Australia is seen as a leader in the development and adoption of driverless cars. Australia’s Smart Cities Plan highlights that their transformational impact will “fundamentally change how we live and work”. Driverless cars and other autonomous vehicles have the potential to contribute to the strategic goals of Australian cities, addressing sustainability and liveability through shared ownership models and reduced congestion.

This project contributes to the foundation for autonomous vehicles by focusing on a mostly overlooked aspect: how to make autonomous vehicles sympathetic to the social life of the urban spaces they inhabit. It tackles this challenge by developing new understanding about how autonomous vehicles interact with people around them, and how this is linked to perceived trust and safety. This, in turn, has the potential to re­duce the risk of accidents from pedestrians misinterpreting the intention of the vehicle and to improve their public perception.

Economic benefits include reduced costs of development and trials, as well as indirect cost benefits associated with road accidents and trauma by making autono­mous vehicles safer for pedestrians.

Project objectives

The project investigates new interfaces for improving public trust and pedestrian safety by allowing vehicles to communicate with the people around them. Along the way, it develops a validated approach, referred to as “hyperreal prototyping”, for simulating real interactions with autonomous vehicles in a virtual-reality environment.
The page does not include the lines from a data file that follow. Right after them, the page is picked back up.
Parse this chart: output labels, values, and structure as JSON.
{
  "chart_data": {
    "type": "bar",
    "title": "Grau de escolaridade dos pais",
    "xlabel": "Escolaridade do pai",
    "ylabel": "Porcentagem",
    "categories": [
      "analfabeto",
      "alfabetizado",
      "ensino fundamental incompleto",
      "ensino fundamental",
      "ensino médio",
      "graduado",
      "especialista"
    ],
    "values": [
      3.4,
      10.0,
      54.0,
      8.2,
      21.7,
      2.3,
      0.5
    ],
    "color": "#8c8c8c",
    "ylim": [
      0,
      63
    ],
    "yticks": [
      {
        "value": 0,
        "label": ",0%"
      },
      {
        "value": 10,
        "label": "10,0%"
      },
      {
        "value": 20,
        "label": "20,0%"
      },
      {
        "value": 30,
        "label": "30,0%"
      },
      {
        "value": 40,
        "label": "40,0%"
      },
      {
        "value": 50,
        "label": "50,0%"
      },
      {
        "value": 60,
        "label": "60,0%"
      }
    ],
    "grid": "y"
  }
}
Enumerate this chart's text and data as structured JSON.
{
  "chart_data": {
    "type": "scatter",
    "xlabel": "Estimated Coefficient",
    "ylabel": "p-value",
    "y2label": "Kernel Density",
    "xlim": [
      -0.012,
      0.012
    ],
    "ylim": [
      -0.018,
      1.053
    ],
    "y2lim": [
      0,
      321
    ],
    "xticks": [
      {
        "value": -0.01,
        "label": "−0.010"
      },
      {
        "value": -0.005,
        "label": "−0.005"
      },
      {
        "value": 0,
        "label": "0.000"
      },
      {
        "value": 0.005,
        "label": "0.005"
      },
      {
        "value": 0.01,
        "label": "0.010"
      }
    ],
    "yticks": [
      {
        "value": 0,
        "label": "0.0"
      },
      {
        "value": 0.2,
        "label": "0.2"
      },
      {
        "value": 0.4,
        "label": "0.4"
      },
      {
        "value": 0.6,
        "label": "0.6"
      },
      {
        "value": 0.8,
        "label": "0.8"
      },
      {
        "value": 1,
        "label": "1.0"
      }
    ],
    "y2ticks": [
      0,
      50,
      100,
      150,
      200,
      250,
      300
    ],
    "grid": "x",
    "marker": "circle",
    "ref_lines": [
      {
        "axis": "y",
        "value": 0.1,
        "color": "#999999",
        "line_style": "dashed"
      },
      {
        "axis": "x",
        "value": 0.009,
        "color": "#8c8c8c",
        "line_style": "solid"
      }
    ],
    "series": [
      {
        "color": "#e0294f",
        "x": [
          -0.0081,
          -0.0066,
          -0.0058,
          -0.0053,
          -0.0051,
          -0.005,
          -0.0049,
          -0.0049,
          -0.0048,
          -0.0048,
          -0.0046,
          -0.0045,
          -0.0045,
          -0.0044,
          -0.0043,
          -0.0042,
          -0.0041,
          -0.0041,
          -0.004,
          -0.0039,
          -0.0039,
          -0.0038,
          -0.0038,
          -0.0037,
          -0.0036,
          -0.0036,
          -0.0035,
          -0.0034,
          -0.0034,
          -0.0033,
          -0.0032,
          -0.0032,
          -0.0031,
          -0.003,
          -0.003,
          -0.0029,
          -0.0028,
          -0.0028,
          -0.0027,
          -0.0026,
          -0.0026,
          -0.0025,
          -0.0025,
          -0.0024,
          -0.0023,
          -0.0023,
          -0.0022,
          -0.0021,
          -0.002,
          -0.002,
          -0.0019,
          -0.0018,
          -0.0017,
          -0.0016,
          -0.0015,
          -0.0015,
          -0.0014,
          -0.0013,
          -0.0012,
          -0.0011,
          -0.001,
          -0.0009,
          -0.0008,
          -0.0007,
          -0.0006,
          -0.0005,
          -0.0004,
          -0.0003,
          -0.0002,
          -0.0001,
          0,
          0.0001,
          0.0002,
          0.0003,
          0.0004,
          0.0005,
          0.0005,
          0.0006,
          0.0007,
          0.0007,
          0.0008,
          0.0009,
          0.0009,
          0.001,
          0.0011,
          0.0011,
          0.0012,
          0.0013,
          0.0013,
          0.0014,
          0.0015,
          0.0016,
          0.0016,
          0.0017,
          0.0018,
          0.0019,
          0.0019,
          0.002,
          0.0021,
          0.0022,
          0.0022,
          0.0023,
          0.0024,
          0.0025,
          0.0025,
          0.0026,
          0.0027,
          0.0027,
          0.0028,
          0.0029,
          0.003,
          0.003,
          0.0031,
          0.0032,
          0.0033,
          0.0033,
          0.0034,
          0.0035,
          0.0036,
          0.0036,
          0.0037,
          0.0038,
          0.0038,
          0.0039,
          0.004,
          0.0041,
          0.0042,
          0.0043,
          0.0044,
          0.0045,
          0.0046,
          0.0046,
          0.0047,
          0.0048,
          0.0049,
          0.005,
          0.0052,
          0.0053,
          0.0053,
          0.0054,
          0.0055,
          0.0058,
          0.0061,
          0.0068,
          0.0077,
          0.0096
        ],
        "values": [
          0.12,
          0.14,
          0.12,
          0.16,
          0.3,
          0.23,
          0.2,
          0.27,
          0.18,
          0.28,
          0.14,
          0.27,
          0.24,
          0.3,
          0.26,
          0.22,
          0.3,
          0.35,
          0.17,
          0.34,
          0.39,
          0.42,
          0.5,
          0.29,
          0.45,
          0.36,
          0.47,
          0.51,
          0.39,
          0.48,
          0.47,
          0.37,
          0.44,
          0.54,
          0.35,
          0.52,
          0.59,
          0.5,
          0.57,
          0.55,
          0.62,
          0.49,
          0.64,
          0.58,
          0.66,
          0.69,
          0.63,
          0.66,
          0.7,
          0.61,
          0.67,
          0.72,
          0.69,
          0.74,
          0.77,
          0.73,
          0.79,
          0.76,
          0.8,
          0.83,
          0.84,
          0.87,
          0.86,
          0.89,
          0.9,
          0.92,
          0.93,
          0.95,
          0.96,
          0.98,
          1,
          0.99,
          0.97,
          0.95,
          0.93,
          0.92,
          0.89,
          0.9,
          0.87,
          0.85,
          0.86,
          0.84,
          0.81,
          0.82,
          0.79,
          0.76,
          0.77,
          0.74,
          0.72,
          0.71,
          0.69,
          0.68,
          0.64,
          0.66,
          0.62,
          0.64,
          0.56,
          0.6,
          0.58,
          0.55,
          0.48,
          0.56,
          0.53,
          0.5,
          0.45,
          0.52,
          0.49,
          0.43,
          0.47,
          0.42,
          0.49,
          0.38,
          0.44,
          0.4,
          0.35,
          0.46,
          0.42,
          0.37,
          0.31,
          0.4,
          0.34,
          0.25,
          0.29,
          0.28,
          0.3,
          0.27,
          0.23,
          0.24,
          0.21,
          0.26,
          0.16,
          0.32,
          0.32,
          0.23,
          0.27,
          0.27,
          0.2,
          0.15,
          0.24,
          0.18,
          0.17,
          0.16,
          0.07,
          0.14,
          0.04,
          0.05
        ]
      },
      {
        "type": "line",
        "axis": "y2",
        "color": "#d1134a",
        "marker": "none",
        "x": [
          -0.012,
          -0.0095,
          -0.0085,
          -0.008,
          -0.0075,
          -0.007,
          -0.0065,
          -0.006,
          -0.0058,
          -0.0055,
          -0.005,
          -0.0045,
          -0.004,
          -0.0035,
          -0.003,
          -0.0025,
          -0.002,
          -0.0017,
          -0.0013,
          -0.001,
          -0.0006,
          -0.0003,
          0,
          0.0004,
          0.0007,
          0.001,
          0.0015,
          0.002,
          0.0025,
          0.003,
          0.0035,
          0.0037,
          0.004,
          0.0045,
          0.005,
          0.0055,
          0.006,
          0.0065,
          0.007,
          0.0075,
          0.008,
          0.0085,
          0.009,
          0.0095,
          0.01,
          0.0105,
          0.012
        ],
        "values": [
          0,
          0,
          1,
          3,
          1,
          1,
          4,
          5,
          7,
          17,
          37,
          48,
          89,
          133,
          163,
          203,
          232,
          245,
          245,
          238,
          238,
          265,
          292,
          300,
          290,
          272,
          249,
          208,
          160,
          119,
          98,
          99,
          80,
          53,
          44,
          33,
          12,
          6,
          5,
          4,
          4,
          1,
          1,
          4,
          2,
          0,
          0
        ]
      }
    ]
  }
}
The project has three overarching aims:

  1. To develop means for allowing pedestrian participants to interact with AVs in a VR environment using devices (e.g. a smartphone) and gestures (e.g. hand waving), thus extending the one-way communication in previous VR simulations of AVs to allow for a bi-directional communication between pedestrians and AVs.
  2. To compare the effectiveness of a 3D modelled AV and environment with 360-degree video recordings from the physical AV and environment for evaluating perceived trust and safety.
  3. To validate the efficacy of hyperreal prototypes by comparing how participants respond to VR representations of AVs and their AV-pedestrian interfaces with how participants respond to the same AV-pedestrian interfaces implemented on our existing physical AV experienced in a real urban environment.

Project team

  • Luke Hespanhol - Lecturer in Design and Computation
  • Stewart Worrall - Research Fellow, Australian Centre for Field Robotics
  • Eduardo Nebot - Emeritus Professor, Patrick Chair in Automation and Logistics, Australian Centre for Field Robotics
  • Jennifer Kent - Senior Research Fellow in Urbanism, DECRA and Robinson Fellow
  • Martin Tomitsch - Professor, Head of Transdisciplinary School, UTS
  • Alexander Wiethoff - Senior Lecturer, LMU Munich
  • Adrian Ellison - Associate Director (Data Science Consulting), DSpark PTY LTD

The project is funded through the Australian Research Council (ARC) Discovery Project (DP) scheme under the number DP200102604.